'Alınteri kurumadan'
Bildiğiniz gibi geçtiğimiz hafta tüm Türkiye İstanbul seçim sonuçlarına kilitlendi. Herkes yattı kalktı İstanbul'da son durum...
Bildiğiniz gibi geçtiğimiz hafta tüm Türkiye İstanbul seçim sonuçlarına kilitlendi. Herkes yattı kalktı İstanbul'da son durum ne onu merak etti. Yapılan itiraz ve açıklamaları biliyorsunuz. Tekrar etmeme gerek yok. Seçim bitti ama itirazlar halen devam ediyor.
Bana sorarsanız oy veren de vermeyen de mazbatanın kazanana verilmesi gerektiğine inandı. Uzatmayalım…
Son seçimde sandık kurulu başkanı görevinde bulunan biri olarak bilene de bilmeyene de sandık ve seçim ile ilgili kısa bir özet geçeyim.
Ödemiş'te sandık kurulu ortalama 5 kişiden oluştu. Bunlardan ikisi devlet memuru, biri seçmen üye, biri Ak Parti biri de CHP'den gelen isimlerdi. Sandıklardan çıkan oyları, hem devlet memurları hem de partililer gördüler. Hatta bazı sandıklarda meraklı izleyiciler de görüp tek tek çetele tuttular.

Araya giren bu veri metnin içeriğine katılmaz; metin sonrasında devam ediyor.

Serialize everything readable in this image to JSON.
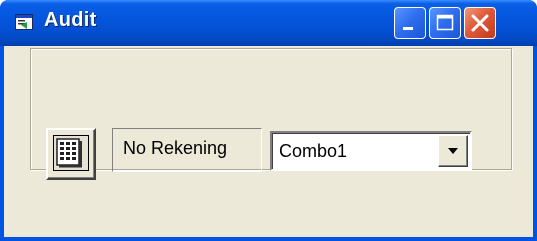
{
  "window": {
    "title": "Audit",
    "icon": "form-window-icon",
    "controls": {
      "minimize": "minimize-icon",
      "maximize": "maximize-icon",
      "close": "close-icon"
    }
  },
  "form": {
    "button_icon": "keypad-icon",
    "label_text": "No Rekening",
    "combo": {
      "value": "Combo1",
      "arrow_icon": "chevron-down-icon"
    }
  },
  "colors": {
    "titlebar": "#0558e0",
    "client_background": "#ece9d8",
    "close_button": "#e0593a"
  }
}
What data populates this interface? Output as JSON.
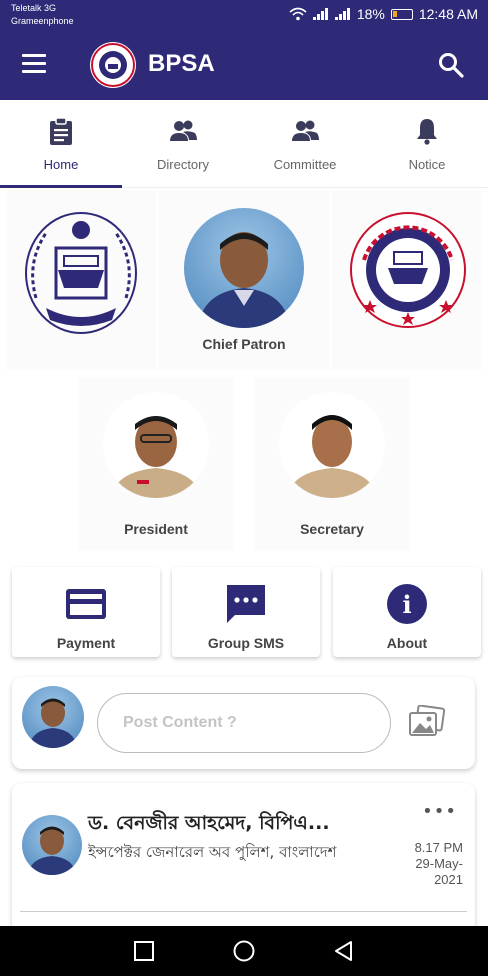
{
  "status_bar": {
    "carrier_1": "Teletalk 3G",
    "carrier_2": "Grameenphone",
    "battery": "18%",
    "time": "12:48 AM"
  },
  "app_bar": {
    "title": "BPSA",
    "background": "#2e2a78"
  },
  "tabs": [
    {
      "label": "Home",
      "icon": "clipboard-icon",
      "active": true
    },
    {
      "label": "Directory",
      "icon": "people-icon"
    },
    {
      "label": "Committee",
      "icon": "people-icon"
    },
    {
      "label": "Notice",
      "icon": "bell-icon"
    }
  ],
  "leaders": {
    "chief_patron": "Chief Patron",
    "president": "President",
    "secretary": "Secretary"
  },
  "actions": {
    "payment": "Payment",
    "group_sms": "Group SMS",
    "about": "About",
    "about_glyph": "i"
  },
  "composer": {
    "placeholder": "Post Content ?"
  },
  "post": {
    "author": "ড. বেনজীর আহমেদ, বিপিএ...",
    "designation": "ইন্সপেক্টর জেনারেল অব পুলিশ, বাংলাদেশ",
    "time": "8.17 PM",
    "date": "29-May-",
    "year": "2021",
    "more": "•••"
  },
  "colors": {
    "primary": "#2e2a78",
    "seal_red": "#c8102e"
  }
}
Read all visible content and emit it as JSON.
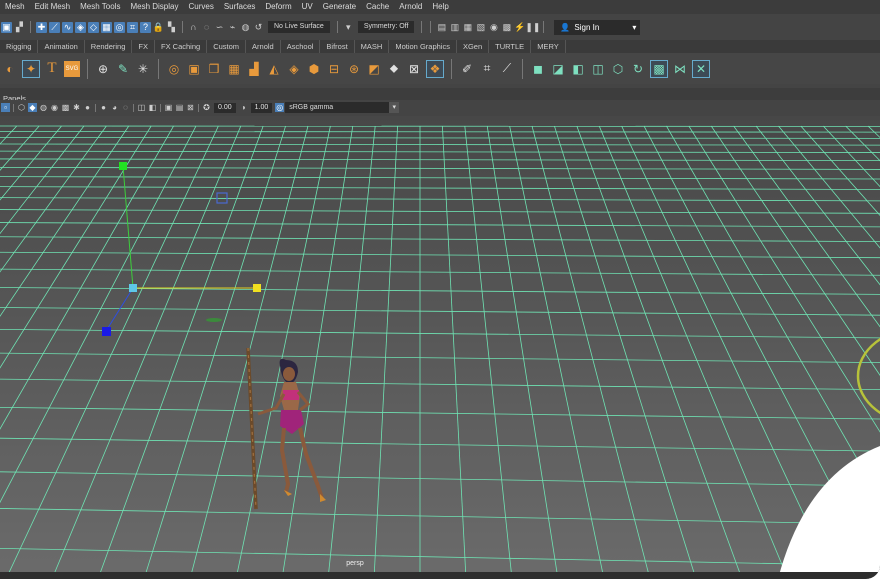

Konuyla ilgili bir Tv programındaki tartışmayı izledim. İnanın, tartışmacılardan biri bu gerçekleri bile bilmiyordu. Tartışmacı, tutanak çoğaltım işlemlerinin karbon kağıdı ile yapıldığını söylüyor, partiler arasındaki oy kaydırmalarının bu nedenle meydana geldiğini iddia ediyordu. Yuh artık demekten kendimi alamadım.
Geçersiz oyların kimisi, hiç mühür vurulmayanlar, kimisi de birden fazla partiye mühür vurulanlar idi.
İstanbul'daki geçersizlerle ilgili ortaya çıkan durum da özetle şudur. Çoğu yaşlı ya da bilinçsiz seçmen mühür basmasını bilmiyor. Kimileri de parti ambleminin tam üstüne basıyor. Mühür zayıf olduğu için ambleme basılanlar görülemeyebiliyordu.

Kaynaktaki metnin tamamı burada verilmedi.